White sandy beaches make Elafonisos a popular holiday destination but it’s the Greek island’s small population that puts it top-of-the-list for Covid jabs as the country pushes to restart tourism before summer.
In January, the Greek government said it would prioritise immunity on smaller islands, promising they would be fully vaccinated by the end of April.
To that end, jabs are being distributed to inhabitants of dozens of islands in the Aegean sea to the east and the Ionian sea to the west, where municipalities are hungry to reopen fully to tourists next month.
“Seventy percent of the island’s population will be vaccinated before mid-May,” says Elafonisos mayor Efi Liarou, a move she said would “provide a kind of shield for the inhabitants.”
“It’s a very important step that guarantees the launch of the tourist season and sends a message of optimism,” she continues, proud of what she sees as her island’s “Covid-free identity”.
Seated outside the island’s vaccination centre, Panagiotis Aronis, 70, awaits his turn to receive his second Covid jab.

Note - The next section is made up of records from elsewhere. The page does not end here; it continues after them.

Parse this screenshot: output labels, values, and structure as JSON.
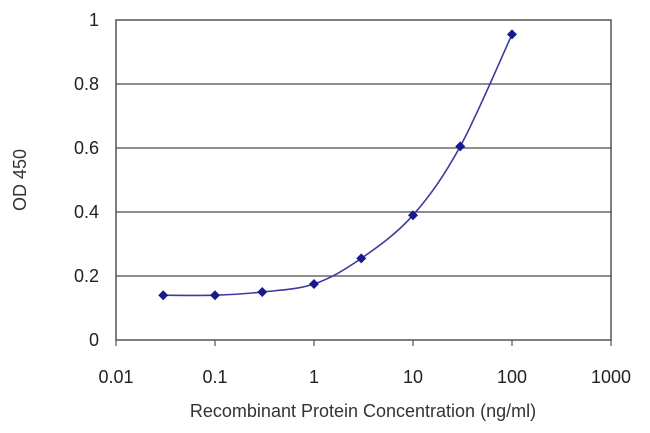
{
  "chart_data": {
    "type": "line",
    "xlabel": "Recombinant Protein Concentration (ng/ml)",
    "ylabel": "OD 450",
    "x_scale": "log",
    "xlim": [
      0.01,
      1000
    ],
    "ylim": [
      0,
      1
    ],
    "x_ticks": [
      0.01,
      0.1,
      1,
      10,
      100,
      1000
    ],
    "x_tick_labels": [
      "0.01",
      "0.1",
      "1",
      "10",
      "100",
      "1000"
    ],
    "y_ticks": [
      0,
      0.2,
      0.4,
      0.6,
      0.8,
      1
    ],
    "y_tick_labels": [
      "0",
      "0.2",
      "0.4",
      "0.6",
      "0.8",
      "1"
    ],
    "grid": "horizontal",
    "legend": "none",
    "series": [
      {
        "x": [
          0.03,
          0.1,
          0.3,
          1,
          3,
          10,
          30,
          100
        ],
        "y": [
          0.14,
          0.14,
          0.15,
          0.175,
          0.255,
          0.39,
          0.605,
          0.955
        ],
        "color": "#3c3c9a",
        "marker_color": "#1a1a8c",
        "marker": "diamond"
      }
    ]
  }
}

“The sky is clear, the process is going well,” he says, casting his eyes to the blue above him.
“With a little luck we will all be able to survive,” Aronis muses.
Parked outside the centre is a medical truck stacked with special boxes full of Covid-19 vaccine doses.
Doctor Anargyros Mariolis, in charge of vaccination on Elafonisos, escorted the truck from the mainland by ferry on Friday.
And after finishing a day of giving jabs at the centre, Mariolis begins visits to home-bound elderly residents.
“Our goal is to create a wall of immunity to get back to normal as fast as possible,” he tells AFP.
The jab campaign is completely voluntary and doesn’t apply to anyone under the age of 18.
Nevertheless, Mariolis hails as “exemplary” the deployment of “Operation Freedom” — as Greek health authorities have dubbed it — echoing the optimism of the health ministry’s secretary general Marios Themistocleous.
“Soon we will have finished vaccinating on islands with fewer than 1,000 residents,” Themistocleous said last week while inspecting efforts on the island of Irakleia.
“We will then accelerate our efforts on the bigger islands,” he said.
Measuring just 18 square kilometres (7 square miles), Elafonisos lies just off the Peloponnese peninsula and welcomes an average of 200,000 tourists every year — but that number was decimated by the pandemic in 2020.
The third wave of the pandemic has hit Greece particularly hard with the majority of the country’s nearly 10,000 virus deaths occurring over the last few months.
Greece has been under virus restrictions — including a curfew of varying strictness — since November.
But like other tourism-dependent Mediterranean economies, Greece began to re-open non-essential businesses and schools in early April, while restaurants and cafes are set to offer outdoor seating on May 3.
One week ago, Greece lifted a mandatory seven-day quarantine for travellers from European Union countries, the UK, the US, Israel, Serbia and the United Arab Emirates, with tourists required to provide proof of vaccination or a negative Covid test.
On Monday, US operator Delta Airlines said it would resume flights to Greece via New York on May 29, and add a direct flight from Atlanta on July 3.
Local business people on Elafonisos are counting on their image as a safe haven from the virus to help draw their customers back.
“The Covid-free identity is a privilege for our island,” says Chryssoula Kataga, 43, who owns a restaurant in the island’s port.
“It reassures tourists after this whole period of confinement,” she said.
Babis Aronis is finishing renovations on his hotel nearby and says he’s already started getting calls for reservations.
“After May 14, everything will be better,” he says. “We’re going to make it this summer.”